Proteome scanning to predict PDZ domain interactions using support vector machines
1 Donnelly Center for Cellular and Biomolecular Research, Banting and Best Department of Medical Research, University of Toronto, Toronto ON, Canada
2 Department of Molecular Genetics, University of Toronto, Toronto ON, Canada
BMC Bioinformatics 2010, 11:507 doi:10.1186/1471-2105-11-507Published: 12 October 2010
PDZ domains mediate protein-protein interactions involved in important biological processes through the recognition of short linear motifs in their target proteins. Two recent independent studies have used protein microarray or phage display technology to detect PDZ domain interactions with peptide ligands on a large scale. Several computational predictors of PDZ domain interactions have been developed, however they are trained using only protein microarray data and focus on limited subsets of PDZ domains. An accurate predictor of genomic PDZ domain interactions would allow the proteomes of organisms to be scanned for potential binders. Such an application would require an accurate and precise predictor to avoid generating too many false positive hits given the large amount of possible interactors in a given proteome. Once validated these predictions will help to increase the coverage of current PDZ domain interaction networks and further our understanding of the roles that PDZ domains play in a variety of biological processes.
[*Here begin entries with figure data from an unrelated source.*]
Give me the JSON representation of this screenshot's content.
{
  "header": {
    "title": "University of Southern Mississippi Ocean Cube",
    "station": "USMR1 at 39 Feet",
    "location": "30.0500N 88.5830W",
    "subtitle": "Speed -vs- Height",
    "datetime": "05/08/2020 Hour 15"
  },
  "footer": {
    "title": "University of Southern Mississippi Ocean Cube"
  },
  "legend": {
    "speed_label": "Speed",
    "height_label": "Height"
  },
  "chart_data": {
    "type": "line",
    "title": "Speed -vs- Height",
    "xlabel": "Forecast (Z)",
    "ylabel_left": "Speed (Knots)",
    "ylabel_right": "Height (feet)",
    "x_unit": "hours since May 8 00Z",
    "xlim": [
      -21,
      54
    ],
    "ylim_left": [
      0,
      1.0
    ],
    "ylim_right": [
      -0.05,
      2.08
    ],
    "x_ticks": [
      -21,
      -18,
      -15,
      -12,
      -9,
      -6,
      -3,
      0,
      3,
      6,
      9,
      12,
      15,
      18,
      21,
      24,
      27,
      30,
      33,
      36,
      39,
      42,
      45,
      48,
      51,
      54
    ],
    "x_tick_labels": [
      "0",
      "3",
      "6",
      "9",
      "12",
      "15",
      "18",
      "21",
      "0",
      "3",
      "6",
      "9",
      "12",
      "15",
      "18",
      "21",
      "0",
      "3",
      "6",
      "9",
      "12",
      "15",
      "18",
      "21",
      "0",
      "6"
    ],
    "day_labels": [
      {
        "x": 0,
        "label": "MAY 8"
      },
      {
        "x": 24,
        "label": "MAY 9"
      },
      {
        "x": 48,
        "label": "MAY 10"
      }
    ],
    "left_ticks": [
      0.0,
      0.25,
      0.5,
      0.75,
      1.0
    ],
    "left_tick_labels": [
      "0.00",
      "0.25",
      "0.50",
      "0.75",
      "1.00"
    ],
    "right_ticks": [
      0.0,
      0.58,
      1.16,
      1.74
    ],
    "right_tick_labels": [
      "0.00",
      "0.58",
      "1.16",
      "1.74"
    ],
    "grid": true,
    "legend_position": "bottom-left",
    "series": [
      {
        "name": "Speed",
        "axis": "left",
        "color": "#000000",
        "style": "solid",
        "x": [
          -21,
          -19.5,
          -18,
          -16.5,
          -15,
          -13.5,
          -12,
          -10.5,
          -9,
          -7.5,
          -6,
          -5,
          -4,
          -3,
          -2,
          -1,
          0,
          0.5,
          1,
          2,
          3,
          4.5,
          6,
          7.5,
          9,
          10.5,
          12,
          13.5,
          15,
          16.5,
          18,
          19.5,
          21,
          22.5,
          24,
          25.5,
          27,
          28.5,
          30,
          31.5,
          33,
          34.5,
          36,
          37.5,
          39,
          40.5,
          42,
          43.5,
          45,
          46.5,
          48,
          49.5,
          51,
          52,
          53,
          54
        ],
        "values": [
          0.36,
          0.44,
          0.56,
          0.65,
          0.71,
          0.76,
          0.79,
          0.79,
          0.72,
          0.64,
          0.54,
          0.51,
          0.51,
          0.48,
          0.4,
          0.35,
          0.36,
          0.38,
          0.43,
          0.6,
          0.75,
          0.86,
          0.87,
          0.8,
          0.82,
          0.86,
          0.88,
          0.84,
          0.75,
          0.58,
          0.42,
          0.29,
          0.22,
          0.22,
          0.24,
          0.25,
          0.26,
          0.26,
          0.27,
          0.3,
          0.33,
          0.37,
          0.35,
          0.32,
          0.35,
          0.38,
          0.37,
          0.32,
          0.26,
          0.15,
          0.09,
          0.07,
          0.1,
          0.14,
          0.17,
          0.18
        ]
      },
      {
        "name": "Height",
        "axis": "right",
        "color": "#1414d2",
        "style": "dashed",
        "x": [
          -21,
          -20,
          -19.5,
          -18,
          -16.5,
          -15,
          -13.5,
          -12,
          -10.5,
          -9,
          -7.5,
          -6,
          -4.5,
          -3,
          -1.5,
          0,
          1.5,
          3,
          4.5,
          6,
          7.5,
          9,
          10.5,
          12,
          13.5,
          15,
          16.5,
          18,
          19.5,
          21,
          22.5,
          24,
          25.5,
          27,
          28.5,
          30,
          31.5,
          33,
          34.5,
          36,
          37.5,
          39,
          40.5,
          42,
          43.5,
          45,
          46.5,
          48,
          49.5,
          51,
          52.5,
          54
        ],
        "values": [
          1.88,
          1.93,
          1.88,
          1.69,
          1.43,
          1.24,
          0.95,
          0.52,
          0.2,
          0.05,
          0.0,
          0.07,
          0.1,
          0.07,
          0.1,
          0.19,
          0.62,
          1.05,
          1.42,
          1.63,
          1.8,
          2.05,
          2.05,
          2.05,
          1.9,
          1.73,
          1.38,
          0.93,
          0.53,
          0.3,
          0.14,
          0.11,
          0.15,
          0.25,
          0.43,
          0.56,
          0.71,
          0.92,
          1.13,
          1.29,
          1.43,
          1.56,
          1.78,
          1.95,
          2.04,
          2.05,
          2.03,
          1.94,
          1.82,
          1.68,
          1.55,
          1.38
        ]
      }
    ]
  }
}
We developed a PDZ domain interaction predictor using a support vector machine (SVM) trained with both protein microarray and phage display data. In order to use the phage display data for training, which only contains positive interactions, we developed a method to generate artificial negative interactions. Using cross-validation and a series of independent tests, we showed that our SVM successfully predicts interactions in different organisms. We then used the SVM to scan the proteomes of human, worm and fly to predict binders for several PDZ domains. Predictions were validated using known genomic interactions and published protein microarray experiments. Based on our results, new protein interactions potentially associated with Usher and Bardet-Biedl syndromes were predicted. A comparison of performance measures (F1 measure and FPR) for the SVM and published predictors demonstrated our SVM's improved accuracy and precision at proteome scanning.
We built an SVM using mouse and human experimental training data to predict PDZ domain interactions. We showed that it correctly predicts known interactions from proteomes of different organisms and is more accurate and precise at proteome scanning compared with published state-of-the-art predictors.